The bacteria added to the fresh milk must be heated so the lactose (sugar) becomes converted into lactic acid, which then thickens and gives it its tangy flavor. This all must happen in a controlled environment. Use a food thermometer to reach the ideal temperature when heating the milk in a pot, and again when it’s left to cool before it’s poured into the yogurt maker. A thicker, tangier yogurt will result the longer the bacteria is allowed to ferment. Yogurt can be made without a yogurt maker, but such a small appliance can simplify the process to ensure better results.

For a creamier texture, add gelatin. Sweeteners, fruit, and other flavorings may be added once the desired consistency has been achieved. For an even thicker consistency, consider straining the yogurt. This will result in what’s commonly referred to as Greek yogurt.

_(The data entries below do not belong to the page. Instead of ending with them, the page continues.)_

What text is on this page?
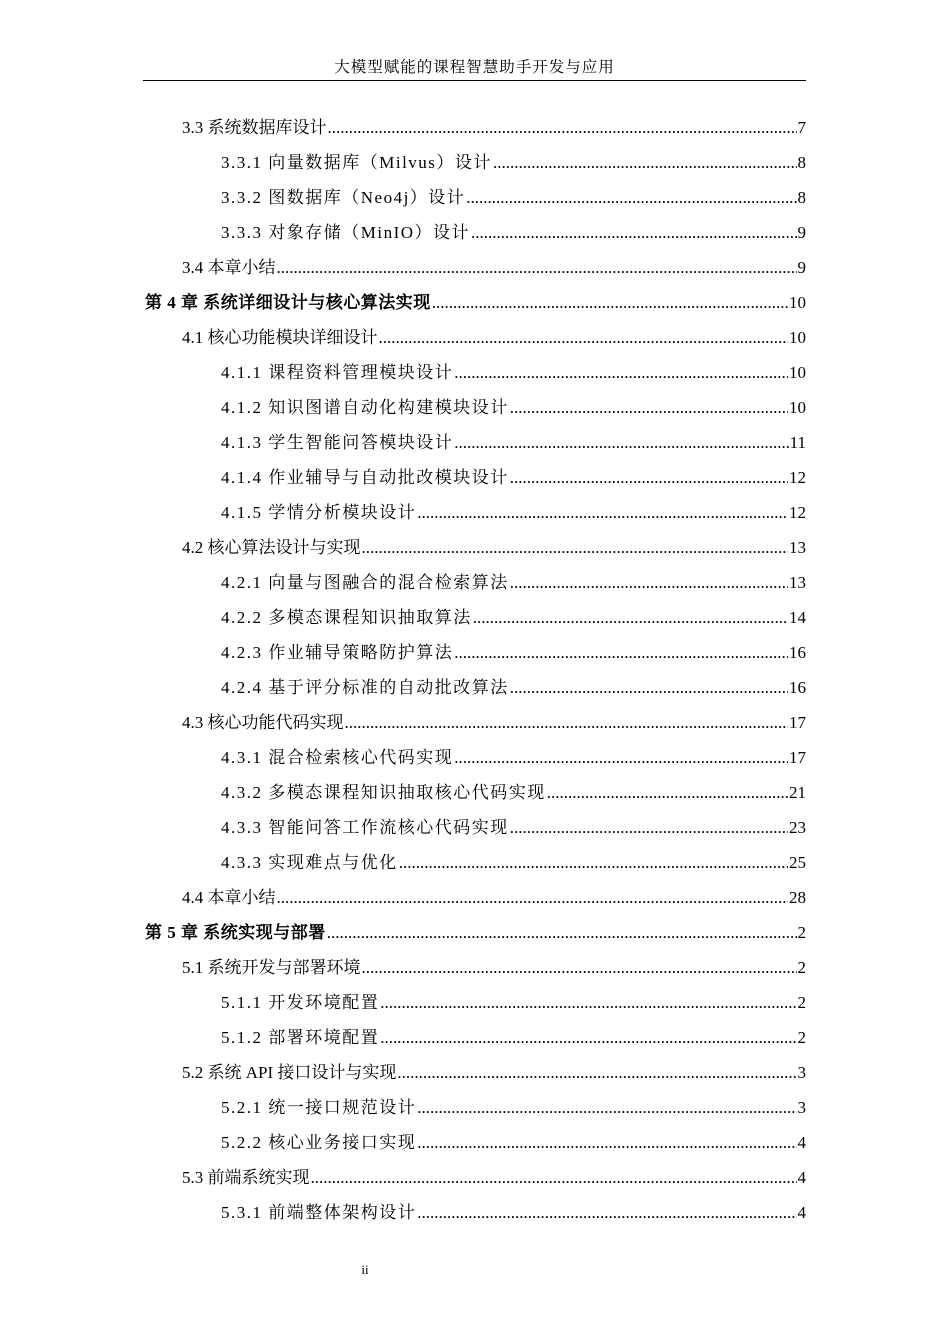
大模型赋能的课程智慧助手开发与应用
3.3 系统数据库设计 .....	7
3.3.1 向量数据库（Milvus）设计 .....	8
3.3.2 图数据库（Neo4j）设计 .....	8
3.3.3 对象存储（MinIO）设计 .....	9
3.4 本章小结 .....	9
第 4 章 系统详细设计与核心算法实现 .....	10
4.1 核心功能模块详细设计 .....	10
4.1.1 课程资料管理模块设计 .....	10
4.1.2 知识图谱自动化构建模块设计 .....	10
4.1.3 学生智能问答模块设计 .....	11
4.1.4 作业辅导与自动批改模块设计 .....	12
4.1.5 学情分析模块设计 .....	12
4.2 核心算法设计与实现 .....	13
4.2.1 向量与图融合的混合检索算法 .....	13
4.2.2 多模态课程知识抽取算法 .....	14
4.2.3 作业辅导策略防护算法 .....	16
4.2.4 基于评分标准的自动批改算法 .....	16
4.3 核心功能代码实现 .....	17
4.3.1 混合检索核心代码实现 .....	17
4.3.2 多模态课程知识抽取核心代码实现 .....	21
4.3.3 智能问答工作流核心代码实现 .....	23
4.3.3 实现难点与优化 .....	25
4.4 本章小结 .....	28
第 5 章 系统实现与部署 .....	2
5.1 系统开发与部署环境 .....	2
5.1.1 开发环境配置 .....	2
5.1.2 部署环境配置 .....	2
5.2 系统 API 接口设计与实现 .....	3
5.2.1 统一接口规范设计 .....	3
5.2.2 核心业务接口实现 .....	4
5.3 前端系统实现 .....	4
5.3.1 前端整体架构设计 .....	4
ii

Enjoy a fun snack by making a yogurt parfait with your favorite fruit. Try adding raspberries and pineapple, or substitute them with others for a change. Keeping it fresh is the best way to go. Yogurt, topped with crushed walnuts, cinnamon, and organic honey can be an extremely healthy and hearty breakfast, too.

Yogurt is a delicious, healthy snack because it’s chock full of protein and minerals. Don’t avoid yogurt if you’re lactose intolerant, as the lactose can be broken down in the intestines, thanks to its special enzyme. It can also be made with whole milk, low- or non-fat, and other varieties, and with the milk of other animals.